Espalhando o medo da violência e a impotência do Estado em contê-la se vende armas, carros blindados, segurança privada, cursos de defesa pessoal, alarmes, seguros, grades, câmeras de vigilância e se mantem as pessoas em casa assistindo TV, comendo ansiosamente e depois comprando remédios.

Espalhando o medo do inferno, da ira de Deus ou da miséria humana e financeira se arrecada dízimo e submissão.

Espalhando o medo de crise se matem o empregado obediente no seu emprego por mais infeliz que esteja e por mais humilhado que seja.

Espalhando o medo da escassez e da fome se promove corrida aos supermercados e aumento de consumo.

Espalhando o medo do inverno mais rigoroso dos últimos 100 anos se vende mais aquecedores, roupas de inverno, pacotes de viagens para regiões mais quentes...

Espalhando o medo do verão mais rigoroso dos últimos 60 anos se vende mais ar condicionados, roupas de verão, pacotes de viagens...

Espalhando o medo do terrorismo se mantém a população obedecendo cegamente a qualquer ordem que contenha a expressão “ameaça de ataque terrorista”.

E uma lista quase infinita de estratégias de manipulação das pessoas por meio do medo poderia ser escrita aqui, mas não há espaço.

Veja como age o marketing, as expressões que usa.


“últimas vagas”; últimas unidades”; “você não pode perder”; “você não pode ficar de fora”; “se quer ter uma carreira de sucesso, garanta a sua matrícula, compre já”; “se cometer estes erros sua empresa vai falir”; “se você não fizer seu concorrente fará”; “você quer mesmo perder espaço no mercado, perder clientes?”; “se continuar fazendo assim vai perder recursos”; “nós temos a solução...”.

O medo do fracasso, de perder, de ficar de fora de algo maravilhoso, de não acompanhar a tendência, de perder o marido se não estiver de acordo com o padrão de beleza, de perder a esposa, de perder a casa, de perder oportunidades, de perder dinheiro se não aprender a fórmula mágica, se não comprar o produto ideal. 

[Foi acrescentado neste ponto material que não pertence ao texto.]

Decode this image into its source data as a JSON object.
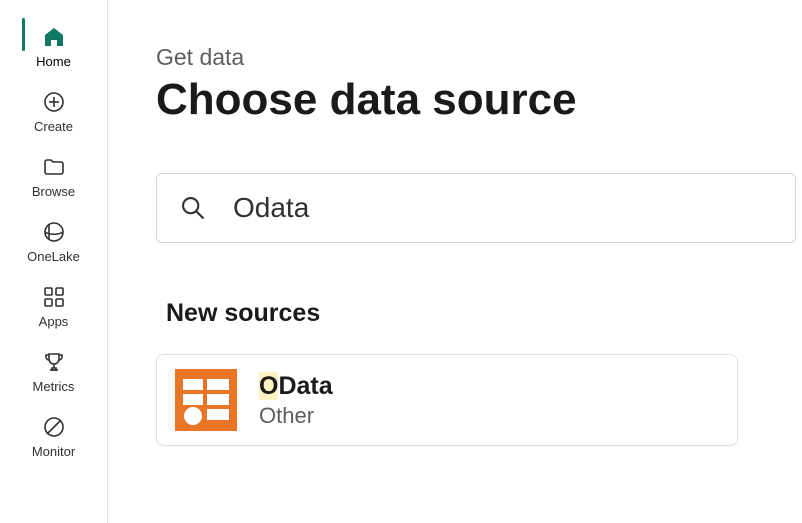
{
  "sidebar": {
    "items": [
      {
        "label": "Home"
      },
      {
        "label": "Create"
      },
      {
        "label": "Browse"
      },
      {
        "label": "OneLake"
      },
      {
        "label": "Apps"
      },
      {
        "label": "Metrics"
      },
      {
        "label": "Monitor"
      }
    ]
  },
  "main": {
    "breadcrumb": "Get data",
    "title": "Choose data source",
    "search": {
      "value": "Odata"
    },
    "section_heading": "New sources",
    "result": {
      "name_prefix": "O",
      "name_rest": "Data",
      "category": "Other"
    }
  }
}
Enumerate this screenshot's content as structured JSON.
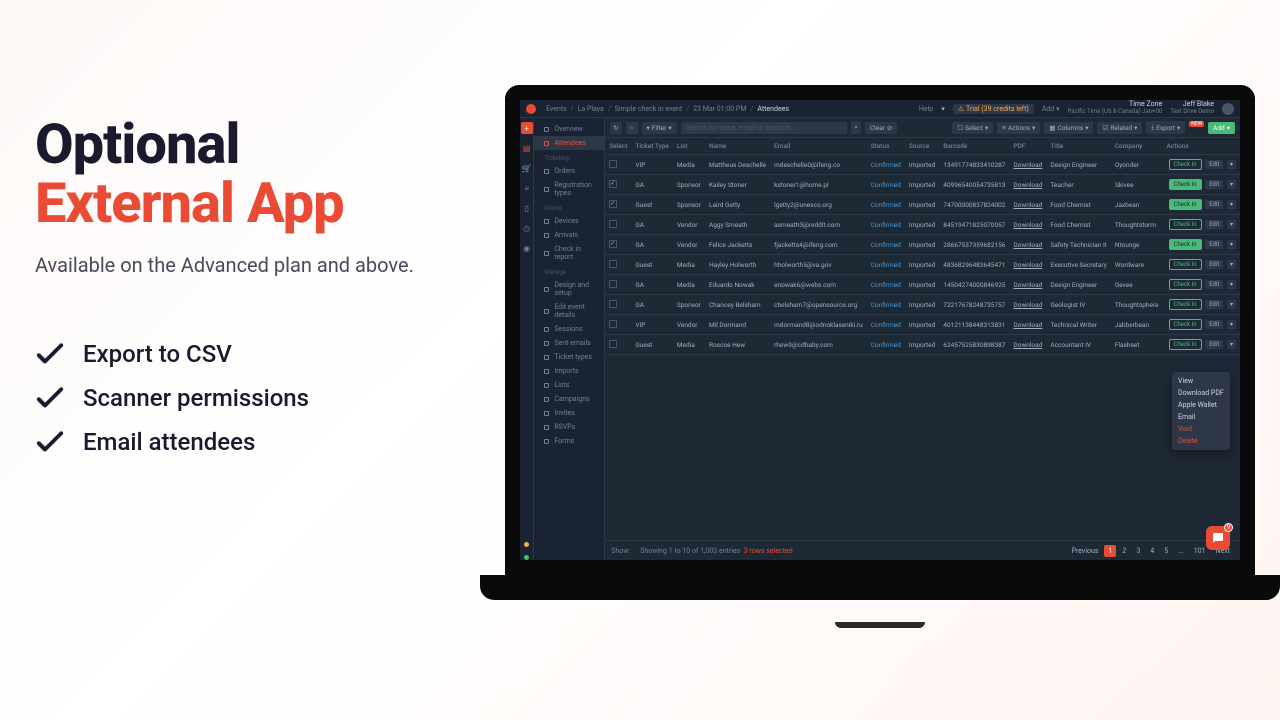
{
  "marketing": {
    "heading1": "Optional",
    "heading2": "External App",
    "subline": "Available on the Advanced plan and above.",
    "features": [
      "Export to CSV",
      "Scanner permissions",
      "Email attendees"
    ]
  },
  "breadcrumb": [
    "Events",
    "La Playa",
    "Simple check in event",
    "23 Mar 01:00 PM",
    "Attendees"
  ],
  "topbar": {
    "help": "Help",
    "trial": "Trial (39 credits left)",
    "add": "Add",
    "tz_label": "Time Zone",
    "tz_value": "Pacific Time (US & Canada)  Jan+00",
    "user_name": "Jeff Blake",
    "user_sub": "Test Drive Demo"
  },
  "sidebar": {
    "items": [
      {
        "label": "Overview"
      },
      {
        "label": "Attendees",
        "active": true
      }
    ],
    "sections": [
      {
        "header": "Ticketing",
        "items": [
          "Orders",
          "Registration types"
        ]
      },
      {
        "header": "Onsite",
        "items": [
          "Devices",
          "Arrivals",
          "Check in report"
        ]
      },
      {
        "header": "Manage",
        "items": [
          "Design and setup",
          "Edit event details",
          "Sessions",
          "Sent emails",
          "Ticket types",
          "Imports",
          "Lists",
          "Campaigns",
          "Invites",
          "RSVPs",
          "Forms"
        ]
      }
    ]
  },
  "toolbar": {
    "filter": "Filter",
    "search_placeholder": "Search by name, email or barcode...",
    "clear": "Clear",
    "select": "Select",
    "actions": "Actions",
    "columns": "Columns",
    "related": "Related",
    "export": "Export",
    "new": "NEW",
    "add": "Add"
  },
  "columns": [
    "Select",
    "Ticket Type",
    "List",
    "Name",
    "Email",
    "Status",
    "Source",
    "Barcode",
    "PDF",
    "Title",
    "Company",
    "Actions"
  ],
  "rows": [
    {
      "sel": false,
      "ticket": "VIP",
      "list": "Media",
      "name": "Mattheus Deschelle",
      "email": "mdeschelle0@ifeng.co",
      "status": "Confirmed",
      "source": "Imported",
      "barcode": "13491774833410287",
      "pdf": "Download",
      "title": "Design Engineer",
      "company": "Oyonder",
      "checkin_filled": false
    },
    {
      "sel": true,
      "ticket": "GA",
      "list": "Sponsor",
      "name": "Kailey Stoner",
      "email": "kstoner1@home.pl",
      "status": "Confirmed",
      "source": "Imported",
      "barcode": "40996540054735813",
      "pdf": "Download",
      "title": "Teacher",
      "company": "Skivee",
      "checkin_filled": true
    },
    {
      "sel": true,
      "ticket": "Guest",
      "list": "Sponsor",
      "name": "Laird Getty",
      "email": "lgetty2@unesco.org",
      "status": "Confirmed",
      "source": "Imported",
      "barcode": "74700000837824002",
      "pdf": "Download",
      "title": "Food Chemist",
      "company": "Jaxbean",
      "checkin_filled": true
    },
    {
      "sel": false,
      "ticket": "GA",
      "list": "Vendor",
      "name": "Aggy Smeath",
      "email": "asmeath3@reddit.com",
      "status": "Confirmed",
      "source": "Imported",
      "barcode": "84519471825070057",
      "pdf": "Download",
      "title": "Food Chemist",
      "company": "Thoughtstorm",
      "checkin_filled": false
    },
    {
      "sel": true,
      "ticket": "GA",
      "list": "Vendor",
      "name": "Felice Jacketts",
      "email": "fjacketts4@ifeng.com",
      "status": "Confirmed",
      "source": "Imported",
      "barcode": "28667537359682156",
      "pdf": "Download",
      "title": "Safety Technician II",
      "company": "Ntounge",
      "checkin_filled": true
    },
    {
      "sel": false,
      "ticket": "Guest",
      "list": "Media",
      "name": "Hayley Holworth",
      "email": "hholworth5@va.gov",
      "status": "Confirmed",
      "source": "Imported",
      "barcode": "48368296483645471",
      "pdf": "Download",
      "title": "Executive Secretary",
      "company": "Wordware",
      "checkin_filled": false
    },
    {
      "sel": false,
      "ticket": "GA",
      "list": "Media",
      "name": "Eduardo Nowak",
      "email": "enowak6@webs.com",
      "status": "Confirmed",
      "source": "Imported",
      "barcode": "14504274000846925",
      "pdf": "Download",
      "title": "Design Engineer",
      "company": "Gevee",
      "checkin_filled": false
    },
    {
      "sel": false,
      "ticket": "GA",
      "list": "Sponsor",
      "name": "Chancey Belsham",
      "email": "cbelsham7@opensource.org",
      "status": "Confirmed",
      "source": "Imported",
      "barcode": "72217678248735757",
      "pdf": "Download",
      "title": "Geologist IV",
      "company": "Thoughtsphere",
      "checkin_filled": false
    },
    {
      "sel": false,
      "ticket": "VIP",
      "list": "Vendor",
      "name": "Mil Dormand",
      "email": "mdormand8@odnoklassniki.ru",
      "status": "Confirmed",
      "source": "Imported",
      "barcode": "40121138448313831",
      "pdf": "Download",
      "title": "Technical Writer",
      "company": "Jabberbean",
      "checkin_filled": false
    },
    {
      "sel": false,
      "ticket": "Guest",
      "list": "Media",
      "name": "Roscoe Hew",
      "email": "rhew9@cdbaby.com",
      "status": "Confirmed",
      "source": "Imported",
      "barcode": "62457525830898387",
      "pdf": "Download",
      "title": "Accountant IV",
      "company": "Flashset",
      "checkin_filled": false
    }
  ],
  "row_actions": {
    "check_in": "Check In",
    "edit": "Edit"
  },
  "dropdown": [
    "View",
    "Download PDF",
    "Apple Wallet",
    "Email",
    "Void",
    "Delete"
  ],
  "footer": {
    "show": "Show:",
    "info": "Showing 1 to 10 of 1,003 entries",
    "selected": "3 rows selected",
    "prev": "Previous",
    "pages": [
      "1",
      "2",
      "3",
      "4",
      "5",
      "...",
      "101"
    ],
    "next": "Next"
  },
  "chat_notif": "9"
}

É sempre sobre o medo, a ganância e a vaidade. Os principais anzóis com os quais os humanos são fisgados. Mas o medo é o principal.

Tanto é assim que a tortura é o meio mais eficaz de tirar informação de alguém, pelo medo da dor, da perda, do sofrimento de quem ama, confessa-se até o que não se fez.

Pelo medo as pessoas fazem qualquer coisa.

É por isso que, em um país do tamanho do Brasil, em um planeta do tamanho da terra, com a diversidade que têm, você encontra as mesmas notícias em todos os canais de tevê, em todos os jornais impressos, em todas as publicações, programas de rádio e sites de notícias.  Porque todos seguem a mesma agenda.

É claro que existem infinitas coisas maravilhosas para se mostrar. É claro que acontecem milhões de cosias maravilhosas e horríveis a todo instante no mundo todo. Mas todos os meios de comunicação noticiarão aquele mesmo assassinato, aquele mesmo desastre, aquela mesma crise. Porque obedecem a mesma agenda, estrategicamente pensada e elaborada.

Porque se sabe exatamente que tipo de reação se quer provocar na população, como fazer para obtê-la e qual resultado ela trará.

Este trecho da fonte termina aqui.